Chapitre 3 | Nature morte
Texte de Dorothee Elmiger
Nature morte
Si l’on retournait aux natures mortes des Pays-Bas, aux calices, aux cruches et aux plateaux d’argent, aux grenades coupées en deux, aux raisins et aux agrumes. Si l’on regardait encore une fois ce tableau, par exemple, peint en 1662 : un tapis persan jeté sur la table, un sucrier chinois Ming par-dessus, une coupe nautilus, et au premier plan un citron, à demi épluché. Ce qui se passe à l’arrière-plan, autour de cette table luxueuse, reste voilé : la pièce est sans lumière. Aujourd’hui, il semble que notre regard formé au XXIe siècle voie tout : les bateaux de la compagnie des Indes orientales qui parcourent les mers. L’empire commercial qui s’étend rapidement. Les routes du sucre, des épices, de la porcelaine chinoise. Le travail dans les plantations. Et cette créature des mers aussi, de la famille des céphalopodes, que l’on a extraite de l’océan Indien pour encercler d’or sa coquille en spirale et en faire un vase scintillant. On croit voir le prix des choses, le prix de tout ce faste. Le tableau comme document d’un décadent festin européen du XVIIe siècle : NATURE MORTE.
Plaçons-nous maintenant face à la Runder Tisch mit vier Stühlen de Martin Lauterburg, les verres utilisés et les carafes, les bouteilles à moitié vides de Susanne Schwob, Meret Oppenheim ou Johannes Itten, les fleurs-étoiles de Ernst Kreidolf, jaillies de l’obscurité, chardon argenté sur fond sombre ; on ne voit ni décadence ni appropriation brutale, aucun signe du colonialisme.
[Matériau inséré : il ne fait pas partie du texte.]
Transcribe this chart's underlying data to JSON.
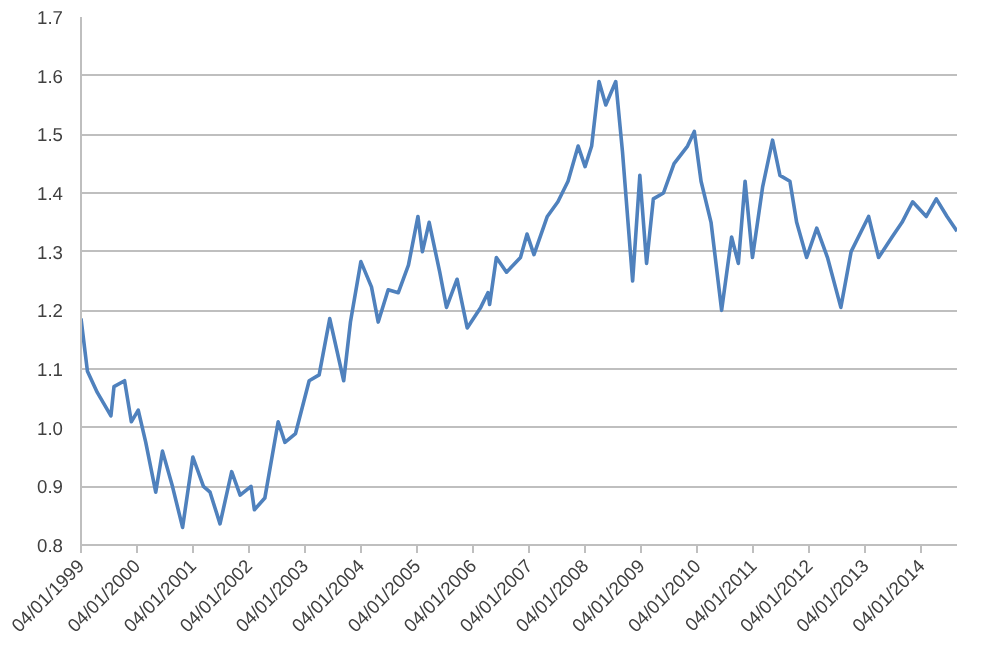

La table ronde est vide. Des décors anodins, sobres, des études factuelles. Des fleurs des montagnes, des iris, des œillets. L’anatomie d’une renouée des prés. Chaleur de la lumière. La même floraison chez Giovanni Giacometti, chez Eduard Boss. Ceux qui ont habité ces pièces n’ont laissé que des traces : tout semble indiquer qu’un instant plus tôt, quelqu’un s’est assis ici, a bu et a mangé. Mais à présent la salle de bains, la cuisine sont abandonnées, les verres vides, les chaises ont été poussées contre la table.
Aujourd’hui, avec notre regard éduqué au XXIe siècle, nous croyons voir que ces mises en scène relèvent du pathologique. Et la première signification, littérale, de NATURE MORTE passe avant la deuxième : la nature est bel et bien morte, ce n’est pas un genre de représentation que l’on désigne ainsi, mais une description de notre présent, un fait indéniable, le pronostic d’un avenir potentiellement catastrophique. Est-il vrai que nous ne sommes encore jamais parvenus à voir, à montrer, à comprendre et à garder en mémoire autre chose qu’une nature morte.
Pour autant qu’on les regarde assez longtemps à partir de notre présent, les tableaux se transforment sous nos yeux en scènes fantomatiques représentant l’absence. Ils deviennent les documents d’un passé impossible à ressusciter, ils forment une sorte d’archive des fleurs, des plantes et des fruits que leurs peintres nous ont léguée sans le savoir. Et leur temporalité est inscrite en elles presque comme un palimpseste. Images du souvenir, les fleurs pressées entre les pages d’un album. Les objets représentés racontent leur propre disparition : les fleurs scintillent pour nous comme des fantômes jaillissant de l’obscurité, où elles replongent l’instant d’après.